Certainly finances should be one consideration before deciding to pursue a career in medicine. Just don't make it the only consideration.
The amount of your loan payments will of course depend on how much you borrow and what the interest rate is. Unfortunately, the standard federal government loans (Stafford loans) have a variable interest rate and therefore it is always tough to determine exactly how much you would have to pay back. However, there is an interest rate cap, the interest does not compound while you are in school, there are various payback methods, and deferments are available.

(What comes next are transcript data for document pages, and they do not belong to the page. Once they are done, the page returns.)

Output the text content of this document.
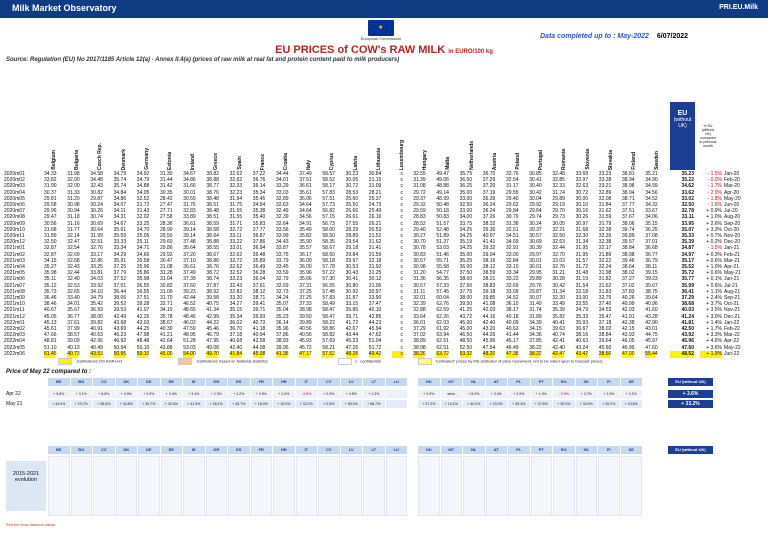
Milk Market Observatory	PRI.EU.Milk
★
European Commission	Data completed up to : May-2022 6/07/2022
EU PRICES of COW's RAW MILK in EURO/100 kg
Source: Regulation (EU) No 2017/1185 Article 12(a) - Annex II.4(a) (prices of raw milk at real fat and protein content paid to milk producers)
Belgium	Bulgaria	Czech Rep.	Denmark	Germany	Estonia	Ireland	Greece	Spain	France	Croatia	Italy	Cyprus	Latvia	Lithuania	Luxembourg	Hungary	Malta	Netherlands	Austria	Poland	Portugal	Romania	Slovenia	Slovakia	Finland	Sweden
EU
(without UK)	% EU (without UK) compared to previous month
2020m01	34.33 31.98 34.58 34.79 34.92 31.30 34.67 38.82 32.62 37.22 34.44 37.49 58.57 30.23 30.84	c 32.55 49.47 35.75 36.70 32.76 30.85 32.48 33.68 33.23 38.81 35.21	35.23	- 1.5% Jan-20
2020m02	33.82 32.00 34.48 35.74 34.79 31.44 34.86 38.88 32.62 36.76 34.01 37.51 58.52 30.05 31.15	c 31.39 49.06 36.50 37.29 32.54 30.41 32.85 32.97 33.28 38.94 34.90	35.22	- 0.0% Feb-20
2020m03	31.90 32.00 32.43 35.74 34.88 31.42 31.66 38.77 32.33 36.14 33.29 36.61 58.17 30.72 31.09	c 31.08 48.88 36.25 37.20 31.17 30.40 32.33 32.63 33.21 38.98 34.99	34.62	- 1.7% Mar-20
2020m04	30.37 31.33 30.82 34.84 34.05 30.35 30.01 38.76 32.23 35.34 33.03 35.61 57.83 28.53 28.21	c 29.72 49.14 35.00 37.19 29.55 30.42 31.74 30.72 32.89 38.94 34.56	33.62	- 2.9% Apr-20
2020m05	29.81 31.20 29.87 34.86 32.52 28.42 30.59 38.48 31.94 35.45 32.89 36.06 57.51 25.60 25.37	c 29.37 48.99 33.00 36.39 29.40 30.04 29.89 30.00 32.08 38.71 34.52	33.02	- 1.8% May-20
2020m06	29.58 30.98 30.24 34.07 31.72 27.47 31.76 38.51 31.75 34.54 32.63 34.64 57.73 25.50 24.73	c 29.32 50.48 32.50 36.24 29.62 29.92 29.19 30.10 31.84 37.77 34.32	32.50	- 1.6% Jun-20
2020m07	29.96 30.94 30.26 34.11 31.43 27.71 32.83 38.48 31.55 35.38 32.49 34.64 56.82 26.66 25.49	c 29.59 50.18 33.00 36.24 29.84 29.64 29.70 30.16 31.62 37.51 33.67	32.78	+ 0.9% Jul-20
2020m08	29.47 31.18 30.74 34.31 32.02 27.58 33.89 38.51 31.55 35.40 32.39 34.56 57.15 26.61 26.16	c 28.83 50.83 34.00 37.26 30.79 29.74 29.73 30.26 31.59 37.67 34.06	33.11	+ 1.0% Aug-20
2020m09	30.56 31.16 30.69 34.67 33.25 28.36 36.61 38.59 31.71 35.83 32.64 34.91 56.73 27.55 26.21	c 28.52 51.57 33.75 38.32 31.38 30.24 30.05 30.97 31.79 38.06 35.15	33.95	+ 2.6% Sep-20
2020m10	31.68 31.77 30.64 35.61 34.70 28.90 39.14 38.58 32.72 37.77 33.56 35.49 58.00 28.29 30.53	c 29.40 52.48 34.25 39.36 32.51 30.37 32.21 31.68 32.38 39.74 36.25	35.07	+ 3.3% Oct-20
2020m11	31.89 32.14 31.99 35.59 35.05 29.50 39.14 38.64 33.11 36.87 33.99 35.82 58.50 28.89 31.52	c 30.27 51.89 34.25 40.07 34.51 30.57 32.50 32.30 32.39 39.89 37.08	35.33	+ 0.7% Nov-20
2020m12	32.50 32.47 32.51 33.33 35.11 29.60 37.48 38.88 33.22 37.86 34.43 35.90 58.35 29.54 31.62	c 30.70 51.37 35.19 41.41 34.69 30.69 32.63 31.34 32.38 39.57 37.01	35.39	+ 0.2% Dec-20
2021m01	32.87 32.54 32.76 33.34 34.71 29.86 35.64 38.55 33.01 36.94 33.87 35.57 58.67 29.18 31.41	c 30.78 53.03 34.25 39.32 32.91 30.39 32.44 31.95 32.17 38.84 36.68	34.87	- 1.5% Jan-21
2021m02	32.87 32.69 33.17 34.29 34.66 29.92 37.20 38.67 32.62 36.48 33.75 36.17 58.60 29.84 31.59	c 30.83 51.46 35.00 39.04 33.00 29.97 32.70 31.95 31.89 38.98 36.77	34.97	+ 0.3% Feb-21
2021m03	34.15 32.68 32.86 35.91 35.58 30.47 37.10 38.86 32.72 35.89 33.79 36.00 58.18 29.97 32.18	c 30.57 55.71 35.25 38.16 32.84 30.01 33.03 31.57 32.22 39.46 36.79	35.17	+ 0.6% Mar-21
2021m04	35.27 32.43 33.25 37.25 35.96 31.08 36.61 38.76 32.62 36.49 33.45 36.00 57.78 30.53 31.92	c 30.98 55.58 36.00 38.12 33.10 30.01 32.76 31.72 32.24 38.64 38.11	35.52	+ 1.0% Apr-21
2021m05	35.98 32.44 33.81 37.79 35.86 31.28 37.49 38.72 32.52 36.28 33.59 35.96 57.22 30.43 31.25	c 31.20 54.77 37.50 38.59 33.34 29.95 31.21 31.48 31.98 38.02 39.15	35.72	+ 0.6% May-21
2021m06	35.11 32.40 34.03 37.52 35.98 31.04 37.39 38.74 32.23 36.04 32.79 35.66 57.30 30.41 30.12	c 31.36 56.35 38.00 38.21 33.22 29.89 30.28 31.19 31.82 37.27 39.23	35.77	+ 0.1% Jun-21
2021m07	35.12 32.53 33.92 37.51 36.55 30.82 37.60 37.87 32.43 37.61 32.69 37.31 56.55 30.80 31.06	c 30.57 57.33 37.50 38.83 32.69 29.76 30.42 31.54 31.62 37.02 39.67	35.99	+ 0.6% Jul-21
2021m08	35.73 32.65 34.10 36.44 36.55 31.00 39.23 38.92 32.82 38.12 32.73 37.25 57.48 30.92 30.97	c 31.11 57.45 37.75 39.18 33.09 29.87 31.34 32.18 31.83 37.83 38.75	36.41	+ 1.1% Aug-21
2021m09	36.46 33.40 34.79 38.06 37.51 31.70 42.44 39.58 33.20 38.71 34.24 37.25 57.83 31.87 33.90	c 32.01 60.04 38.00 39.85 34.52 30.07 32.30 33.00 32.75 40.26 39.64	37.29	+ 2.4% Sep-21
2021m10	38.46 34.01 35.42 39.52 39.28 32.71 46.52 40.75 34.27 39.41 35.07 37.33 58.49 33.15 37.47	c 32.39 62.76 39.50 41.08 36.10 31.49 33.49 33.55 37.40 40.99 40.96	38.68	+ 3.7% Oct-21
2021m11	40.67 35.67 36.93 39.53 41.07 34.10 48.65 41.34 35.15 39.71 35.04 38.98 58.47 35.85 40.10	c 32.88 62.59 41.25 42.03 38.17 31.74 35.39 34.79 34.53 42.03 41.60	40.03	+ 3.5% Nov-21
2021m12	45.05 36.77 38.00 42.49 42.25 35.78 48.46 42.99 35.34 39.93 35.23 39.50 58.47 39.71 42.85	c 33.64 62.26 43.72 44.16 40.18 31.89 35.82 35.33 35.47 41.91 43.28	41.24	+ 3.0% Dec-21
2022m01	45.13 37.61 39.82 43.68 43.03 38.67 46.03 44.22 36.02 40.73 36.14 39.89 58.22 41.72 44.23	c 36.01 62.03 45.00 42.40 40.09 34.39 40.41 35.93 37.18 42.38 42.90	41.81	+ 1.4% Jan-22
2022m02	45.61 37.99 40.91 43.69 44.25 40.30 47.59 45.46 36.70 41.18 35.96 40.56 58.86 42.67 45.94	c 37.29 61.92 45.00 43.20 40.62 34.15 39.63 36.67 38.02 42.15 43.01	42.50	+ 1.7% Feb-22
2022m03	47.66 38.57 40.63 46.23 47.98 41.21 48.95 46.79 37.18 40.94 37.86 40.56 58.82 43.44 47.62	c 37.02 63.94 46.50 44.26 41.44 34.36 40.74 38.16 38.84 43.93 44.75	43.92	+ 3.3% Mar-22
2022m04	48.81 39.09 42.96 46.92 48.48 42.64 51.28 47.95 40.68 42.58 38.93 45.93 57.69 45.23 51.04	c 38.89 62.51 48.50 45.96 45.17 37.85 42.41 40.63 39.64 46.05 45.97	45.96	+ 4.6% Apr-22
2022m05	51.10 40.13 40.49 50.94 50.10 43.88 53.03 49.08 42.40 44.08 39.95 45.72 58.21 47.26 51.72	c 38.98 62.51 52.50 47.54 46.49 38.22 42.40 43.24 45.60 46.99 47.60	47.60	+ 3.6% May-22
2022m06	61.45 40.73 43.53 50.95 50.10 45.00 54.00 49.70 41.84 45.08 41.38 47.17 57.52 48.28 49.42	c 38.26 63.72 53.32 48.20 47.38 38.22 42.47 43.42 38.50 47.00 55.44	48.52	+ 1.9% Jun-22
: Estimations DG AGRI-G3	: Estimations based on National statistics	c : confidential	"estimated" prices by MS (indicator of price movement, not to be relied upon to forecast prices)
Price of May 22 compared to :
BE	BG	CZ	DK	DE	EE	IE	GR	ES	FR	HR	IT	CY	LV	LT	LU	HU	MT	NL	AT	PL	PT	RO	SK	FI	SE	EU (without UK)
Apr 22	+ 5.8%	+ 3.1%	+ 8.8%	+ 3.9%	+ 2.9%	+ 3.4%	+ 3.4%	+ 2.3%	+ 4.2%	+ 3.5%	+ 2.6%	- 0.5%	+ 0.9%	+ 4.5%	+ 1.3%	+ 2.9%	stem	+ 8.2%	+ 3.4%	+ 2.9%	+ 1.0%	- 0.0%	+ 3.7%	+ 1.0%	+ 2.1%	+ 3.6%
May 21	+ 44.9%	+ 23.7%	+ 28.8%	+ 34.8%	+ 39.7%	+ 40.3%	+ 41.5%	+ 26.1%	+ 26.7%	+ 18.9%	+ 19.9%	+ 33.2%	+ 0.5%	+ 55.4%	+ 66.7%	+ 27.2%	+ 14.1%	+ 40.0%	+ 23.2%	+ 39.4%	+ 27.6%	+ 35.9%	+ 33.9%	+ 26.2%	+ 23.6%	+ 33.2%
BE	BG	CZ	DK	DE	EE	IE	GR	ES	FR	HR	IT	CY	LV	LT	LU	HU	MT	NL	AT	PL	PT	RO	SK	FI	SE	EU (without UK)
2015-2021 evolution
Red line show historical values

Just to give you a worst case scenario as far as Stafford loans, I'll throw some numbers out there. Let us say you borrow the maximum unsubsudized Stafford loan each year, $38,500. The interest rate is 8.25 percent (currently it is less than half that). Upon completion of medical school, your total loan amount (including principal and accrued interest) would be about $186,000. Ortho is a five year residency, and therefore the interest would accrue for 60 months before you begin your ten year payback. This will yield a final principal loan amount of about $280,000. At 8.25 percent and a 10 year payment period, your monthly payments would be $3437 per month or a total of about $42,000 per year. According to salary.com (a poor resource for determining salary, but it is something) the median income for an orthopedic surgeon in the midwest is about $292,000 per year. Lets say after federal and state taxes, you are left with 40 percent or $116,000. Minus the $42,000 needed for loan repayment leaves you with $74,000 take home -- not too shabby (another way to look at is that you would still be making about $250,000 per year before taxes once you make your loan payments). And this is all worst case for the loan (probably one of the best cases for career choice as orthopedic surgeons make a killing). If you lower the interest rate to something a bit more reasonable (like 6.3 percent...the average of the past 6 years Stafford loan rates) your loan payments drop to about $2700 per month or $10,000 less per year than at the higher rate.
Right now is a nice time to borrow money (if you need it) as the rates are so low.